02 Mar An unfair plan to cut California’s use of Colorado River water
(Wyoming, Utah, Colorado, New Mexico, Arizona, Nevada, California)
The seven states that rely on the Colorado River must urgently address how to keep enough water in two severely depleted reservoirs to provide water and power to 40 million people in the southwestern U.S. Emergency steps must be taken in the interim to address the rapidly vanishing Colorado River water, exacerbated by higher temperatures caused by global industrialization.

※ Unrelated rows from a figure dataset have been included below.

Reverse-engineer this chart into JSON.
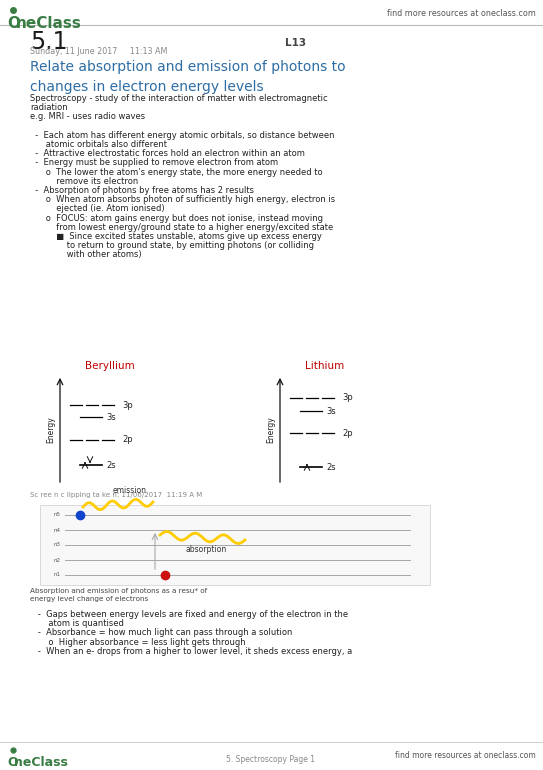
{
  "bg_color": "#ffffff",
  "oneclass_green": "#3a7d44",
  "header_text": "find more resources at oneclass.com",
  "footer_text": "find more resources at oneclass.com",
  "footer_page": "5. Spectroscopy Page 1",
  "page_num": "5.1",
  "date_text": "Sunday, 11 June 2017     11:13 AM",
  "lecture_num": "L13",
  "section_title": "Relate absorption and emission of photons to\nchanges in electron energy levels",
  "section_title_color": "#2e6da4",
  "body_text": [
    [
      "Spectroscopy - study of the interaction of matter with electromagnetic",
      0,
      6.0,
      "#222222"
    ],
    [
      "radiation",
      0,
      6.0,
      "#222222"
    ],
    [
      "e.g. MRI - uses radio waves",
      0,
      6.0,
      "#222222"
    ],
    [
      "",
      0,
      6.0,
      "#222222"
    ],
    [
      "  -  Each atom has different energy atomic orbitals, so distance between",
      0,
      6.0,
      "#222222"
    ],
    [
      "      atomic orbitals also different",
      0,
      6.0,
      "#222222"
    ],
    [
      "  -  Attractive electrostatic forces hold an electron within an atom",
      0,
      6.0,
      "#222222"
    ],
    [
      "  -  Energy must be supplied to remove electron from atom",
      0,
      6.0,
      "#222222"
    ],
    [
      "      o  The lower the atom’s energy state, the more energy needed to",
      0,
      6.0,
      "#222222"
    ],
    [
      "          remove its electron",
      0,
      6.0,
      "#222222"
    ],
    [
      "  -  Absorption of photons by free atoms has 2 results",
      0,
      6.0,
      "#222222"
    ],
    [
      "      o  When atom absorbs photon of sufficiently high energy, electron is",
      0,
      6.0,
      "#222222"
    ],
    [
      "          ejected (ie. Atom ionised)",
      0,
      6.0,
      "#222222"
    ],
    [
      "      o  FOCUS: atom gains energy but does not ionise, instead moving",
      0,
      6.0,
      "#222222"
    ],
    [
      "          from lowest energy/ground state to a higher energy/excited state",
      0,
      6.0,
      "#222222"
    ],
    [
      "          ■  Since excited states unstable, atoms give up excess energy",
      0,
      6.0,
      "#222222"
    ],
    [
      "              to return to ground state, by emitting photons (or colliding",
      0,
      6.0,
      "#222222"
    ],
    [
      "              with other atoms)",
      0,
      6.0,
      "#222222"
    ]
  ],
  "diagram_caption": "Sc ree n c lipping ta ke n: 11/06/2017  11:19 A M",
  "diagram_subcaption1": "Absorption and emission of photons as a resu* of",
  "diagram_subcaption2": "energy level change of electrons",
  "bottom_text": [
    "   -  Gaps between energy levels are fixed and energy of the electron in the",
    "       atom is quantised",
    "   -  Absorbance = how much light can pass through a solution",
    "       o  Higher absorbance = less light gets through",
    "   -  When an e- drops from a higher to lower level, it sheds excess energy, a"
  ]
}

The deadline to renegotiate the century-old agreement and accompanying laws that allocate the supply is nearly four years away. However, delays in agreeing on a plan leave the decision to federal regulators. Each state must agree to take far less water than their agreements allow, but the question remains: which state should cut the most? The six upriver states proposed that the amount of water that evaporates in the Lower Basin before it reaches its destination be included in the calculation, thereby suggesting that California should bear the brunt of the evaporation loss. This argument caught California and the Metropolitan Water District flat-footed. However, federal regulators should not be swayed, as evaporation was not part of the original formula when all seven states entered into the Colorado River Compact in 1922.
All seven states need a constructive approach that recognizes the necessity of broad cuts all around, creative management of existing supplies, and smart strategies, such as water recycling and voluntary banking of water supply. The Law of the River is complex, and the peril of shrinking water supplies is serious. Painful decisions must be made between now and 2026, and the states need a fair and workable survival strategy soon.